This Victorian Shoe Trend Was Hazardous To One's Health

Fashion trends in general are known to be unhealthy for your wallet, or even, ultimately, for your self-esteem once enough time passes for you to see how cringe your cutting-edge haircut or style of pants was at the time. Few of the things people wear today, however, are known to be actively harmful.

But things were very different back in the 1800s, a century when some articles of clothing were actively dangerous to the people wearing them. Women's corsets, for example, could be so tight that they would cause their wearers to faint due to breathing difficulties — think about the instances of Victorian women suddenly passing out in Victorian books and plays, their corsets might have something to do with why! Even worse, corsets have since been proven to be the cause of serious internal injuries, including deformation of the ribcage and digestive dysfunction. And around the turn of the 20th century, there was even a risk of being poisoned by your own shoes — especially if you'd gone through the effort to dye them elegantly black.

Deadly dyes

France seems to have been the epicenter of historic stories about the potentially deadly effects of newly polished shoes. One story reported by the Montreal Gazette from 1900 concerns a French girl who complained that she was suffering from sudden dizziness, an affliction that soon affected the girl's siblings. Soon, the children's lips had turned blue, a terrifying sight for their worried parents. However, they soon worked out the culprit: the children's shoes, which had all just been freshly dyed from yellow to black by the parents to prevent dirt from showing so easily.

The dye in question turned out to contain aniline, a toxic chemical that, if the dye on the garment is still wet can easily be absorbed through the skin, causing poisoning. Once in the bloodstream, aniline causes a chemical change in the blood that affects hemoglobin which is essential for the transfer of oxygen.

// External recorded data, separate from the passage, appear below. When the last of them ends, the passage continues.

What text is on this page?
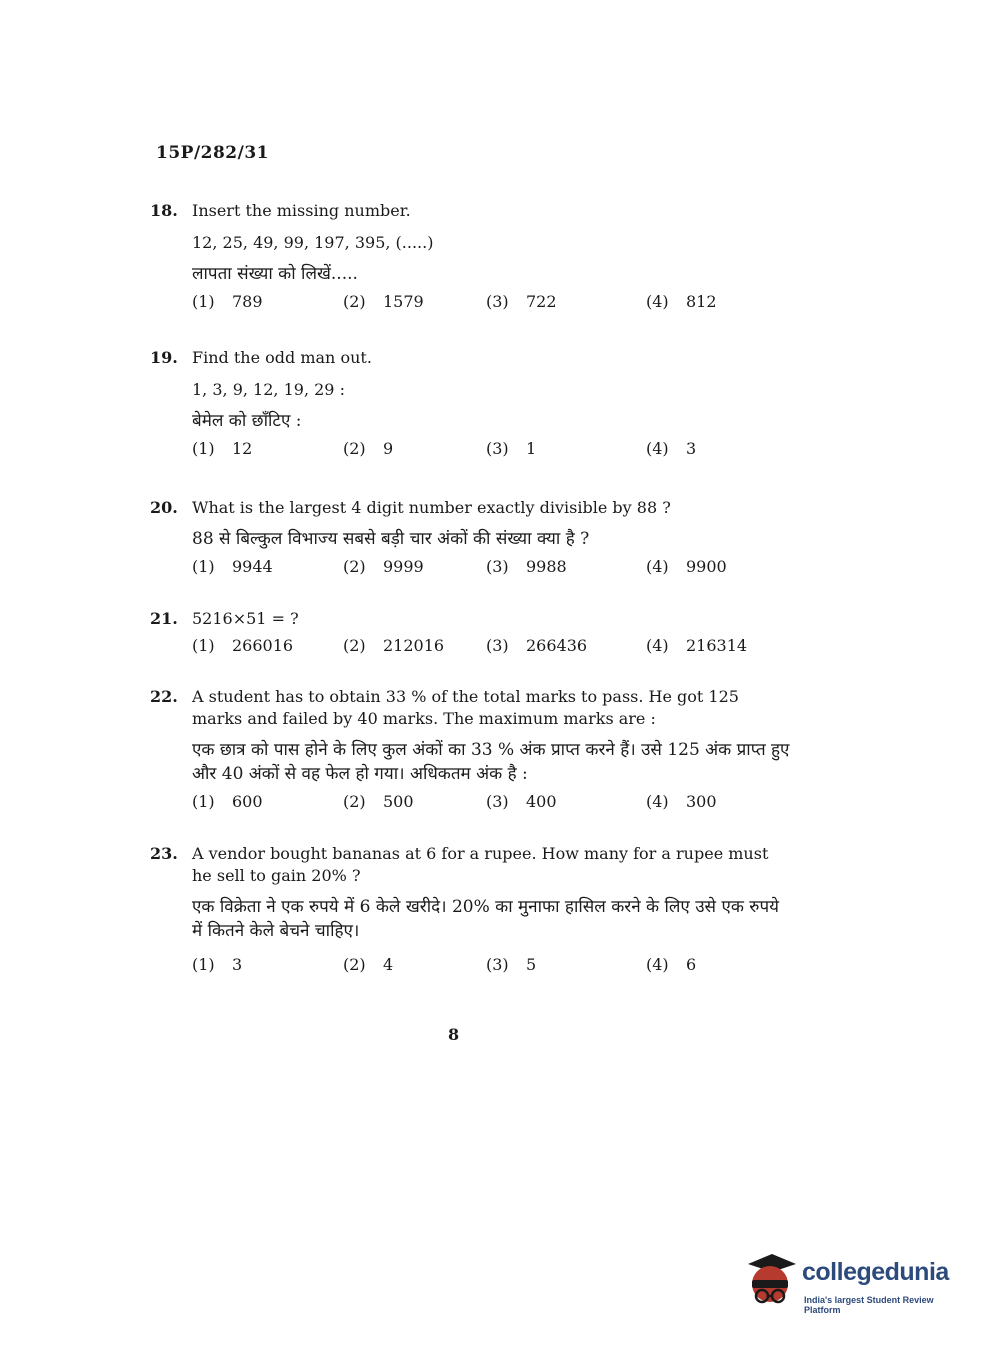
15P/282/31
18. Insert the missing number.
12, 25, 49, 99, 197, 395, (.....)
लापता संख्या को लिखें.....
(1) 789	(2) 1579	(3) 722	(4) 812
19. Find the odd man out.
1, 3, 9, 12, 19, 29 :
बेमेल को छाँटिए :
(1) 12	(2) 9	(3) 1	(4) 3
20. What is the largest 4 digit number exactly divisible by 88 ?
88 से बिल्कुल विभाज्य सबसे बड़ी चार अंकों की संख्या क्या है ?
(1) 9944	(2) 9999	(3) 9988	(4) 9900
21. 5216×51 = ?
(1) 266016	(2) 212016	(3) 266436	(4) 216314
22. A student has to obtain 33 % of the total marks to pass. He got 125 marks and failed by 40 marks. The maximum marks are :
एक छात्र को पास होने के लिए कुल अंकों का 33 % अंक प्राप्त करने हैं। उसे 125 अंक प्राप्त हुए और 40 अंकों से वह फेल हो गया। अधिकतम अंक है :
(1) 600	(2) 500	(3) 400	(4) 300
23. A vendor bought bananas at 6 for a rupee. How many for a rupee must he sell to gain 20% ?
एक विक्रेता ने एक रुपये में 6 केले खरीदे। 20% का मुनाफा हासिल करने के लिए उसे एक रुपये में कितने केले बेचने चाहिए।
(1) 3	(2) 4	(3) 5	(4) 6
8
collegedunia
India's largest Student Review Platform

The hemoglobin changes to methemoglobin, causing Methemoglobinemia, a condition that turns lips, skin, and fingernails a blueish purple hue, and is potentially deadly.

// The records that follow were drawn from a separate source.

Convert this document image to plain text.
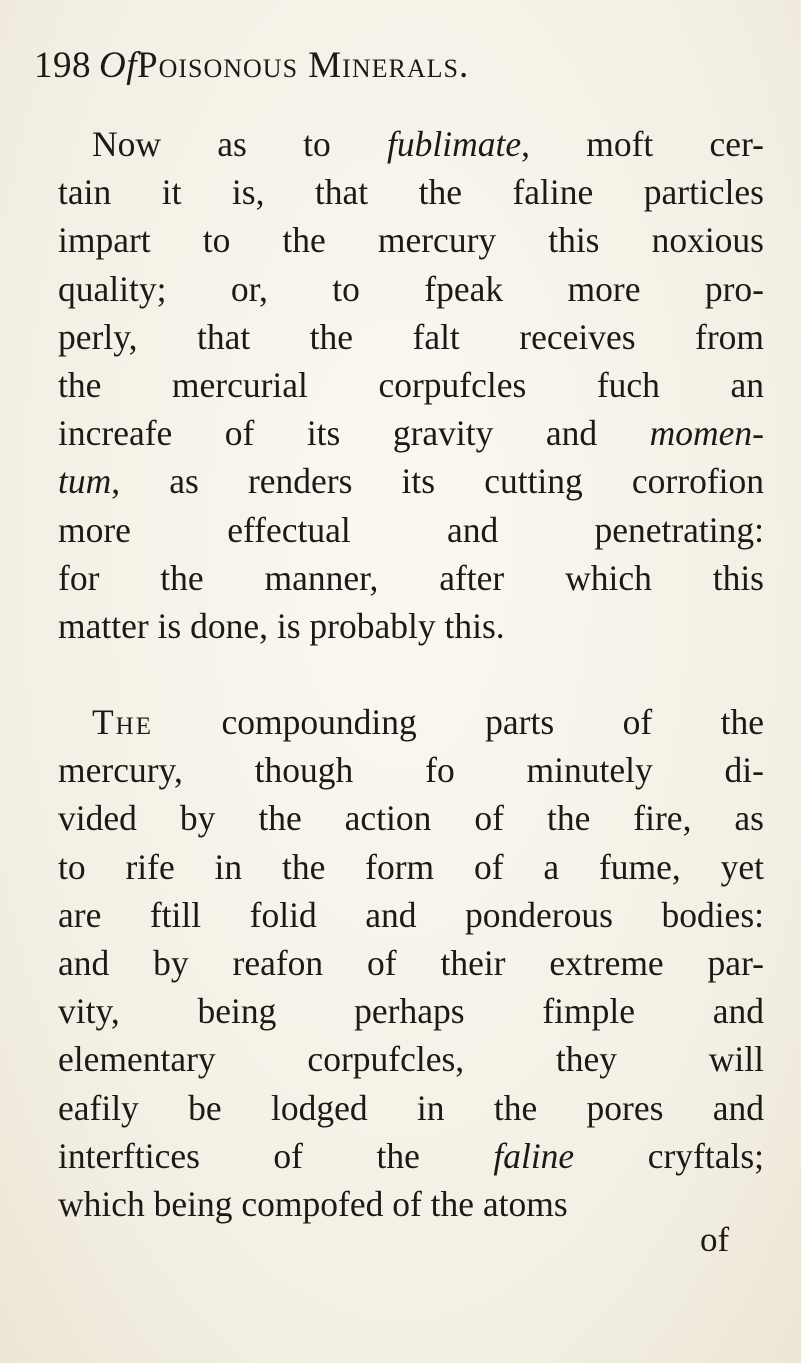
198 OfPoisonous Minerals.
Now as to fublimate, moft cer-
tain it is, that the faline particles
impart to the mercury this noxious
quality; or, to fpeak more pro-
perly, that the falt receives from
the mercurial corpufcles fuch an
increafe of its gravity and momen-
tum, as renders its cutting corrofion
more effectual and penetrating:
for the manner, after which this
matter is done, is probably this.
The compounding parts of the
mercury, though fo minutely di-
vided by the action of the fire, as
to rife in the form of a fume, yet
are ftill folid and ponderous bodies:
and by reafon of their extreme par-
vity, being perhaps fimple and
elementary corpufcles, they will
eafily be lodged in the pores and
interftices of the faline cryftals;
which being compofed of the atoms
of
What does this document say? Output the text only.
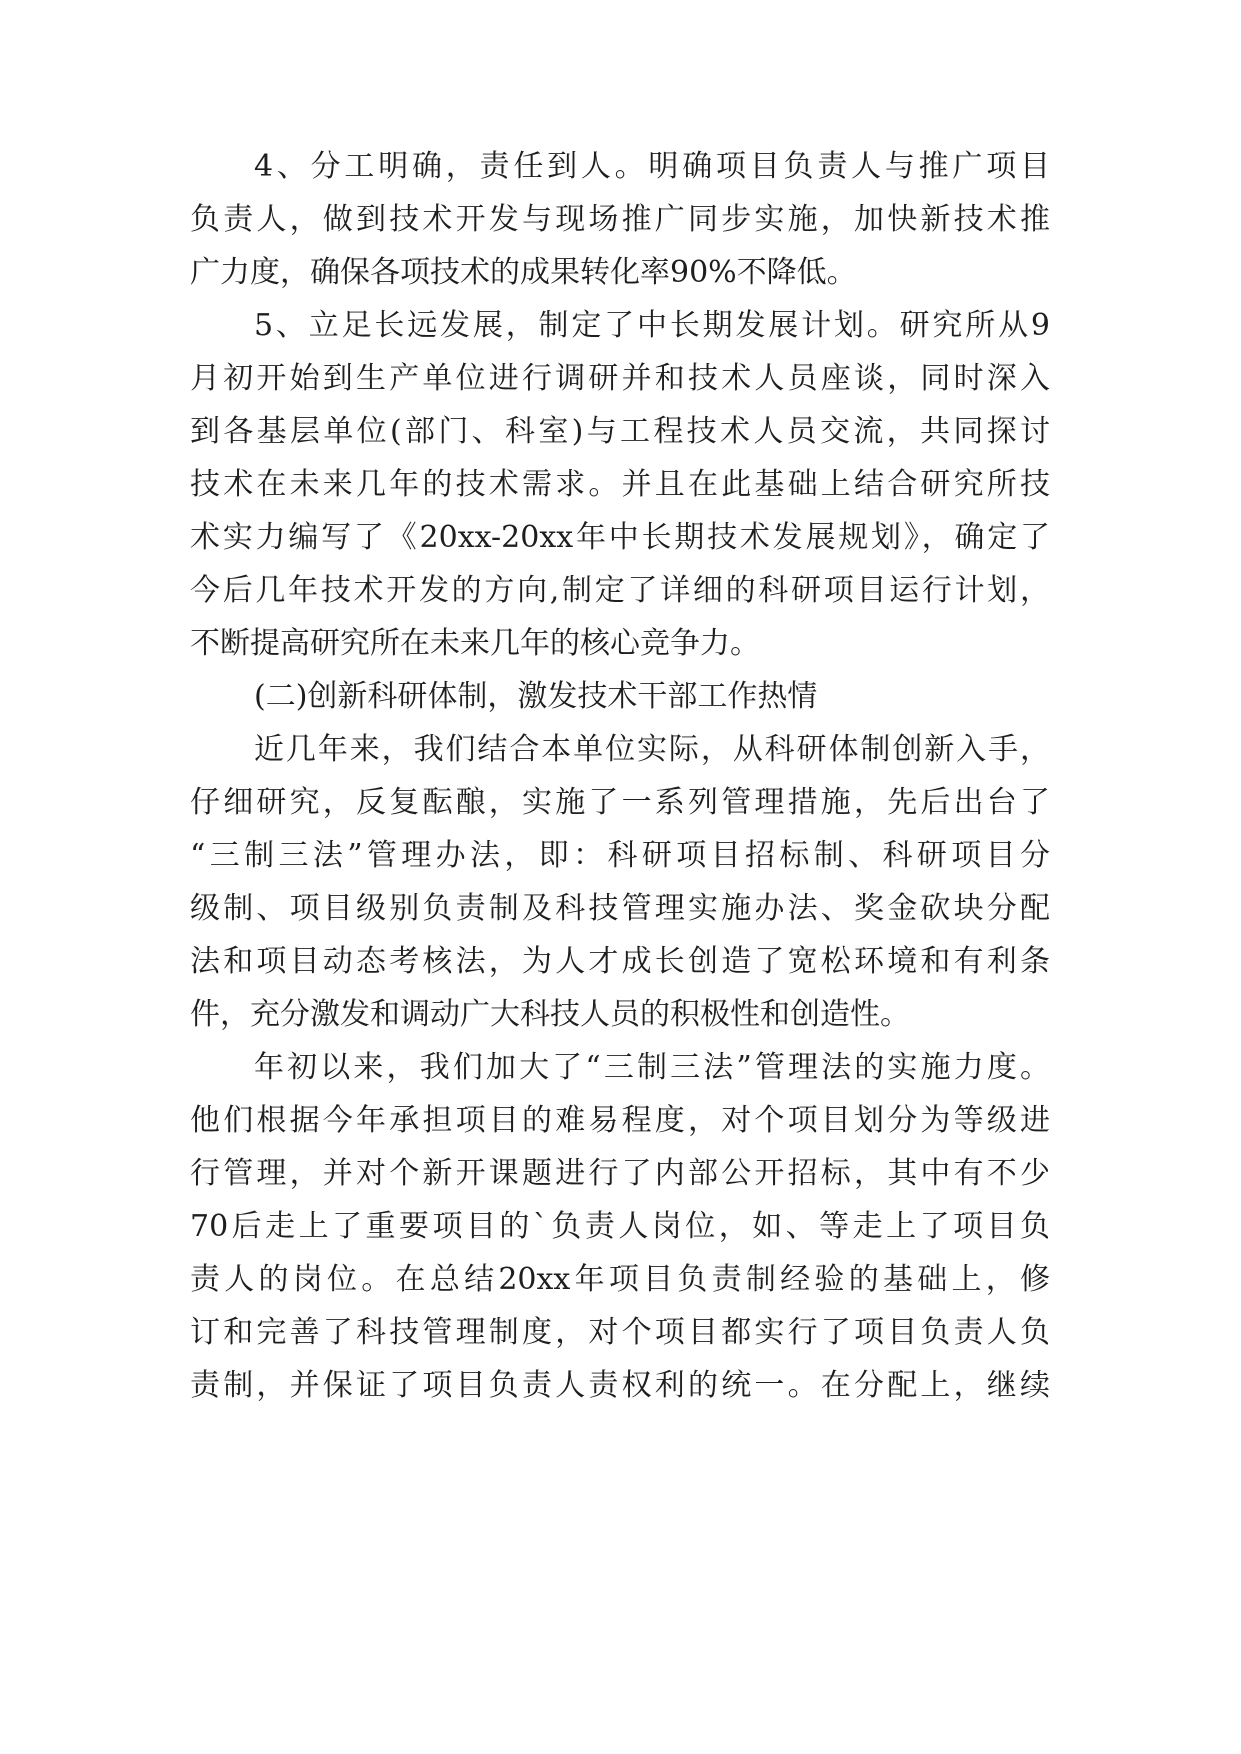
4、分工明确，责任到人。明确项目负责人与推广项目
负责人，做到技术开发与现场推广同步实施，加快新技术推
广力度，确保各项技术的成果转化率90%不降低。
5、立足长远发展，制定了中长期发展计划。研究所从9
月初开始到生产单位进行调研并和技术人员座谈，同时深入
到各基层单位(部门、科室)与工程技术人员交流，共同探讨
技术在未来几年的技术需求。并且在此基础上结合研究所技
术实力编写了《20xx-20xx年中长期技术发展规划》，确定了
今后几年技术开发的方向,制定了详细的科研项目运行计划，
不断提高研究所在未来几年的核心竞争力。
(二)创新科研体制，激发技术干部工作热情
近几年来，我们结合本单位实际，从科研体制创新入手，
仔细研究，反复酝酿，实施了一系列管理措施，先后出台了
“三制三法”管理办法，即：科研项目招标制、科研项目分
级制、项目级别负责制及科技管理实施办法、奖金砍块分配
法和项目动态考核法，为人才成长创造了宽松环境和有利条
件，充分激发和调动广大科技人员的积极性和创造性。
年初以来，我们加大了“三制三法”管理法的实施力度。
他们根据今年承担项目的难易程度，对个项目划分为等级进
行管理，并对个新开课题进行了内部公开招标，其中有不少
70后走上了重要项目的`负责人岗位，如、等走上了项目负
责人的岗位。在总结20xx年项目负责制经验的基础上，修
订和完善了科技管理制度，对个项目都实行了项目负责人负
责制，并保证了项目负责人责权利的统一。在分配上，继续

Is aniline poisoning still a risk?

Aniline remained a common ingredient in shoe dye well into the 20th century, with one case study from 1990 outlining a similar case involving a young man poisoned by the dye becoming semicomatose within hours of exposure (via The National Library of Medicine). Thankfully, such instances seem vanishingly rare.

However, according to the Agency for Toxic Substances and Disease Registry, those whose work environments include interaction with dyes, polishes, or other industrial substances may be at risk of long-term exposure to aniline. In response, the Occupational Safety and Health Administration (OSHA) has passed regulations that ensure there are no more than five parts of aniline per million parts of air in industrial workplaces.

Environmental health bodies have undertaken various investigations into aniline levels in the general environment, but have found little evidence that it exists at hazardous levels as a result of industry. Nevertheless, it is advised that children are prevented from playing at waste sites due to the risk of potential aniline exposure.

Potentially deadly Victorian fashion

While fatal aniline poisoning through one's shoes was a freak occurrence in the Victorian era, the dyes used in socks reportedly irritated the feet of the men who wore them, and worse, caused bladder cancer in the people who worked with the dyes, according to National Geographic. Meanwhile, for women, nerve damage through the use of lead makeup, which was widely used to give a pale complexion, was a common occurrence. Some say the term "mad as a hatter" may have come from the Victorian era when hat makers used mercury as an adhesive to attach animal fur to hats. The Mercury was known to cause cardiorespiratory, neuromotor, and psychological problems, along with causing teeth to fall out and early death. 

There was a whole range of Victorian fashions — besides the dreaded corset — that could potentially be fatal to the 19th-century dames or dandies that sported them. But perhaps the deadliest was the fashion for crinolines — wide frocks or "hoop skirts" of extravagant width which drew wide criticism from cartoonists of the day due to the perception that they imposed on the women's husbands due to their size. While such opprobrium tended to focus on crinolines' impact on the etiquette of the day, their actual risk was that they were a fire hazard, with their wearers often knocking over candles and lanterns which could easily make the flammable dresses catch fire, killing many women.